Once selected as a juror, you will need to listen to the judge, witnesses and attorneys, consider the evidence presented, make an intelligent and just decision based on the evidence presented to you following the instructions provided by the court.
Conduct of a Trial
The trial will begin with opening statements by the attorneys for both sides. The attorneys will explain their client’s position and what they expect to prove. These statements are not considered evidence but are an introduction to claims, which must be proven by the presentment of evidence.
The examination of witnesses and presentation of evidence will begin after opening statements. The witnesses will first be examined by the attorney who called them, then cross-examined by the other attorney. This process can proceed further by redirect and re-cross examinations.
Attorneys may make objections during the trial in an effort to limit the testimony being presented. Objections are a legal and proper part of the trial process. If the judge sustains the objection the evidence or testimony is not proper, and if he overrules the objections, the line of questioning may continue.
Occasionally during a trial the jurors are excused so that arguments may be presented to the court concerning an objection or other legal issues. This is done outside the presence of the jurors to avoid possible prejudice. These activities and the judge’s ruling on objections should not cause you to give either side more favorable consideration.

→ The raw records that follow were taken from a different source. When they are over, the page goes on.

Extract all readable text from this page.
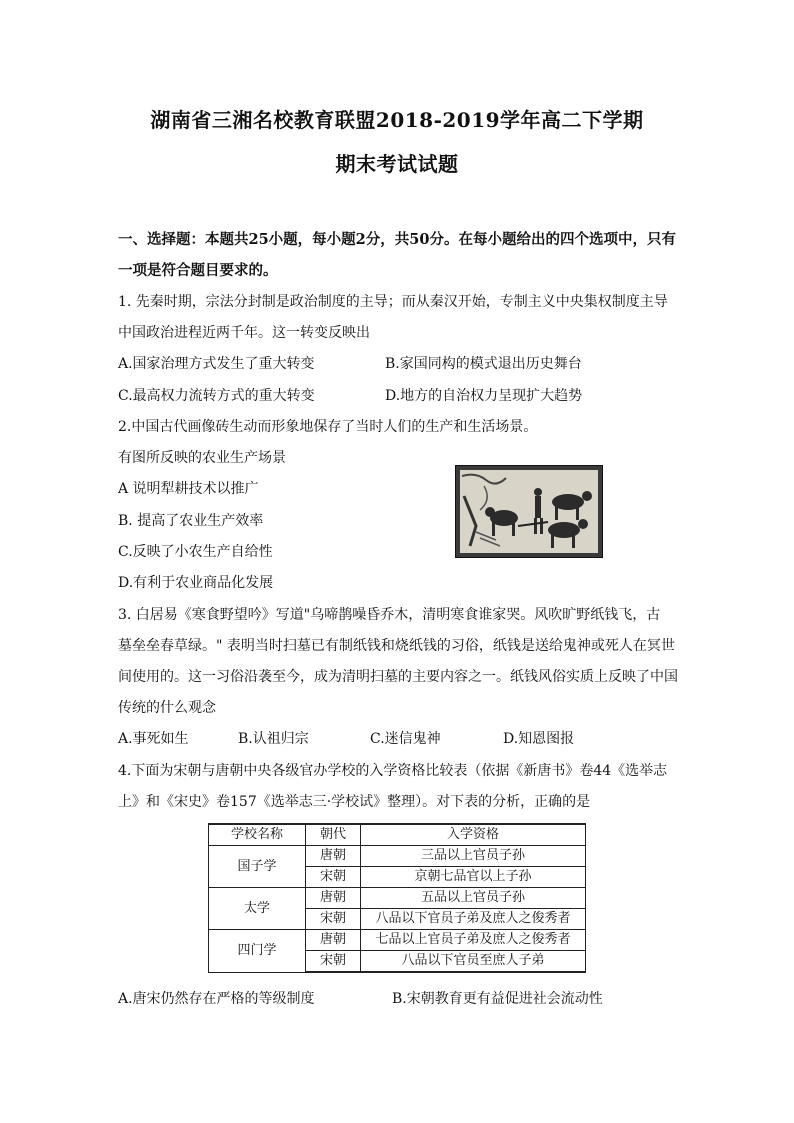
湖南省三湘名校教育联盟2018-2019学年高二下学期
期末考试试题
一、选择题：本题共25小题，每小题2分，共50分。在每小题给出的四个选项中，只有
一项是符合题目要求的。
1. 先秦时期，宗法分封制是政治制度的主导；而从秦汉开始，专制主义中央集权制度主导
中国政治进程近两千年。这一转变反映出
A.国家治理方式发生了重大转变	B.家国同构的模式退出历史舞台
C.最高权力流转方式的重大转变	D.地方的自治权力呈现扩大趋势
2.中国古代画像砖生动而形象地保存了当时人们的生产和生活场景。
有图所反映的农业生产场景
A 说明犁耕技术以推广
B. 提高了农业生产效率
C.反映了小农生产自给性
D.有利于农业商品化发展
3. 白居易《寒食野望吟》写道"乌啼鹊噪昏乔木，清明寒食谁家哭。风吹旷野纸钱飞，古
墓垒垒春草绿。" 表明当时扫墓已有制纸钱和烧纸钱的习俗，纸钱是送给鬼神或死人在冥世
间使用的。这一习俗沿袭至今，成为清明扫墓的主要内容之一。纸钱风俗实质上反映了中国
传统的什么观念
A.事死如生	B.认祖归宗	C.迷信鬼神	D.知恩图报
4.下面为宋朝与唐朝中央各级官办学校的入学资格比较表（依据《新唐书》卷44《选举志
上》和《宋史》卷157《选举志三·学校试》整理）。对下表的分析，正确的是
学校名称	朝代	入学资格
国子学	唐朝	三品以上官员子孙
	宋朝	京朝七品官以上子孙
太学	唐朝	五品以上官员子孙
	宋朝	八品以下官员子弟及庶人之俊秀者
四门学	唐朝	七品以上官员子弟及庶人之俊秀者
	宋朝	八品以下官员至庶人子弟
A.唐宋仍然存在严格的等级制度	B.宋朝教育更有益促进社会流动性
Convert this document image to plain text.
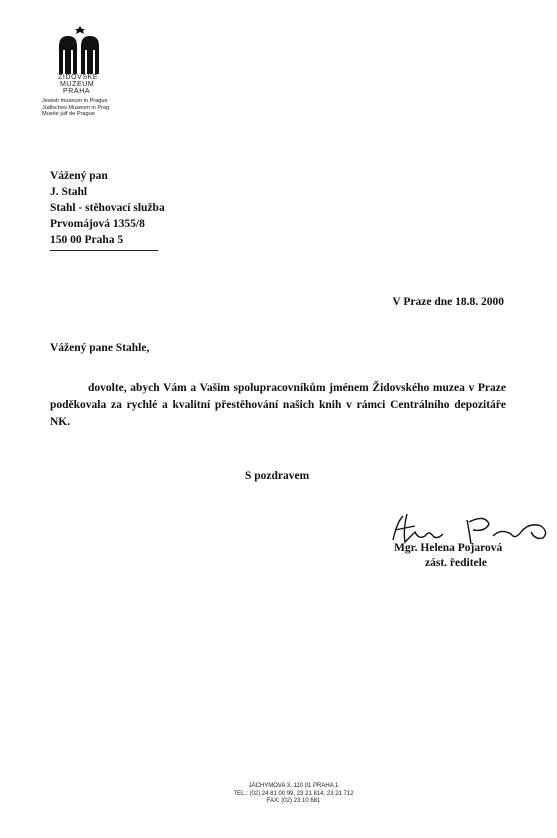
ŽIDOVSKÉ
MUZEUM
PRAHA
Jewish museum in Prague
Jüdisches Museum in Prag
Musée juif de Prague
Vážený pan
J. Stahl
Stahl - stěhovací služba
Prvomájová 1355/8
150 00 Praha 5
V Praze dne 18.8. 2000
Vážený pane Stahle,
dovolte, abych Vám a Vašim spolupracovníkům jménem Židovského muzea v Praze poděkovala za rychlé a kvalitní přestěhování našich knih v rámci Centrálního depozitáře NK.
S pozdravem
Mgr. Helena Pojarová
zást. ředitele
JÁCHYMOVA 3, 110 01 PRAHA 1
TEL.: (02) 24 81 00 99, 23 21 814, 23 21 712
FAX: (02) 23 10 681
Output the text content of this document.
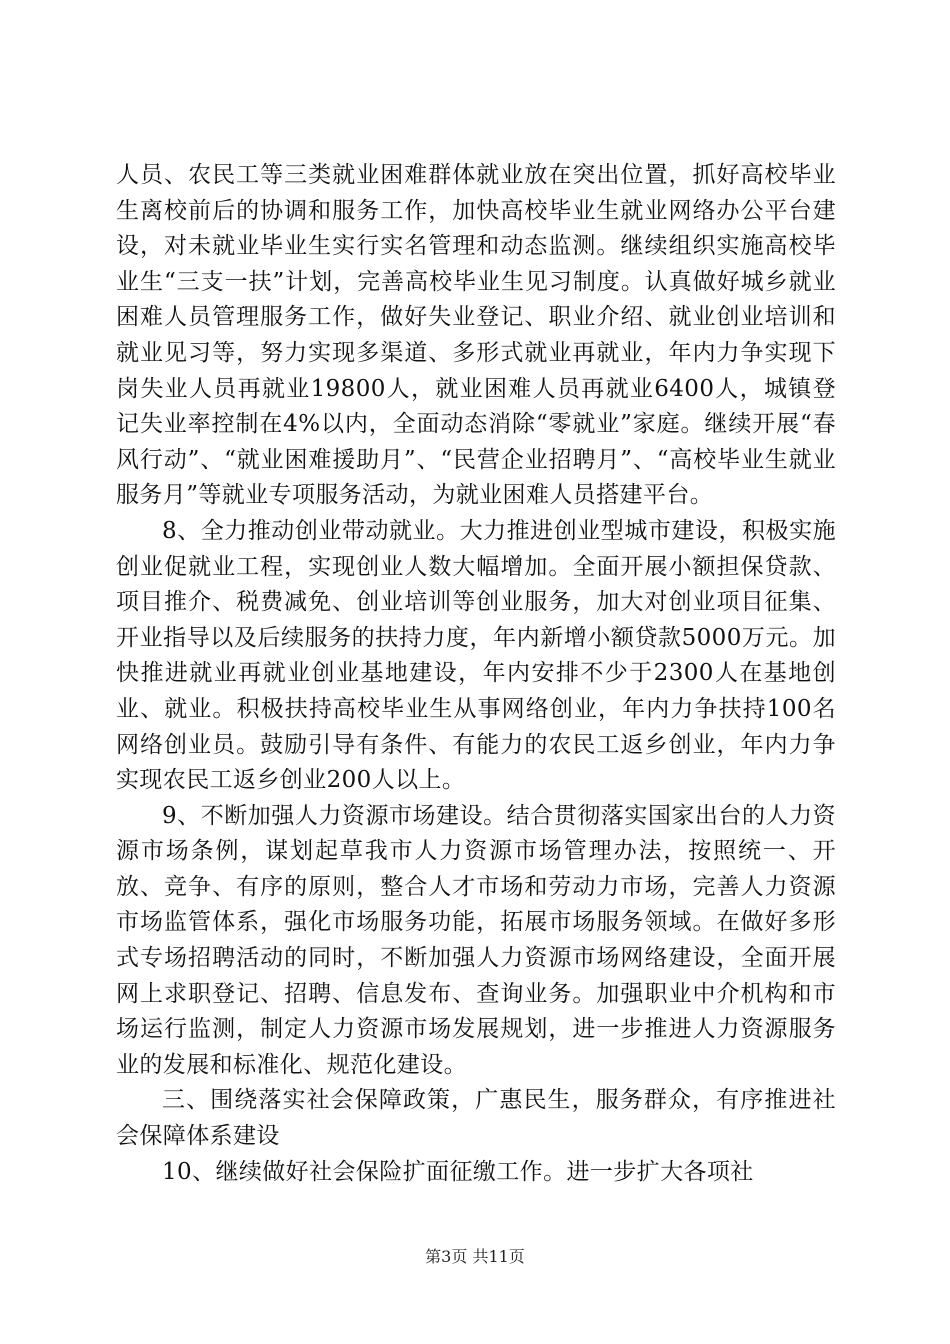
人员、农民工等三类就业困难群体就业放在突出位置，抓好高校毕业生离校前后的协调和服务工作，加快高校毕业生就业网络办公平台建设，对未就业毕业生实行实名管理和动态监测。继续组织实施高校毕业生“三支一扶”计划，完善高校毕业生见习制度。认真做好城乡就业困难人员管理服务工作，做好失业登记、职业介绍、就业创业培训和就业见习等，努力实现多渠道、多形式就业再就业，年内力争实现下岗失业人员再就业19800人，就业困难人员再就业6400人，城镇登记失业率控制在4%以内，全面动态消除“零就业”家庭。继续开展“春风行动”、“就业困难援助月”、“民营企业招聘月”、“高校毕业生就业服务月”等就业专项服务活动，为就业困难人员搭建平台。

8、全力推动创业带动就业。大力推进创业型城市建设，积极实施创业促就业工程，实现创业人数大幅增加。全面开展小额担保贷款、项目推介、税费减免、创业培训等创业服务，加大对创业项目征集、开业指导以及后续服务的扶持力度，年内新增小额贷款5000万元。加快推进就业再就业创业基地建设，年内安排不少于2300人在基地创业、就业。积极扶持高校毕业生从事网络创业，年内力争扶持100名网络创业员。鼓励引导有条件、有能力的农民工返乡创业，年内力争实现农民工返乡创业200人以上。

9、不断加强人力资源市场建设。结合贯彻落实国家出台的人力资源市场条例，谋划起草我市人力资源市场管理办法，按照统一、开放、竞争、有序的原则，整合人才市场和劳动力市场，完善人力资源市场监管体系，强化市场服务功能，拓展市场服务领域。在做好多形式专场招聘活动的同时，不断加强人力资源市场网络建设，全面开展网上求职登记、招聘、信息发布、查询业务。加强职业中介机构和市场运行监测，制定人力资源市场发展规划，进一步推进人力资源服务业的发展和标准化、规范化建设。

三、围绕落实社会保障政策，广惠民生，服务群众，有序推进社会保障体系建设

10、继续做好社会保险扩面征缴工作。进一步扩大各项社

第3页 共11页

In final arguments, both attorneys will have an opportunity to summarize their positions and review the facts of the case. At the conclusion of the final arguments, the judge will issue instructions to the jury concerning the law and its application to the particular case. The jurors will then proceed to the jury room to begin deliberation. The jurors must select a foreperson that presides over these deliberations. You will discuss the evidence and attempt to arrive at a fair and impartial verdict based on the facts presented during the trial and the law as given by the judge’s instructions. When deliberations are complete, you will return to the courtroom for the presentation of your verdict.
Jurors must be prompt in arriving at the court. A trial cannot begin unless all jurors are present.
Jurors must give their undivided attention to the witnesses, attorneys, and proceedings. Remember that the outcome of the case is very important to those concerned.
Jurors must not let radio, T.V., newspaper articles, or other publicity concerning a case affect their decision. A verdict must be based on the evidence presented at the trial.
Jurors must not discuss the case with friends, relatives, or trial participants. If you are approached about the case, report the incident to the court bailiff immediately.
Jurors must not become involved in independent investigations about the case. When it becomes necessary to inspect a scene the jury will do so as a group under the court’s supervision only.
Jurors must be impartial and avoid comments or expressions during the trial, which convey feelings about the case.
Jurors will be compensated for their time and mileage at the end of their term.
The jury is a critical element in our system of justice. You should be proud of your service as a juror. Your presence is necessary, regardless of whether you are selected to serve on a case. The court and the litigants appreciate your service.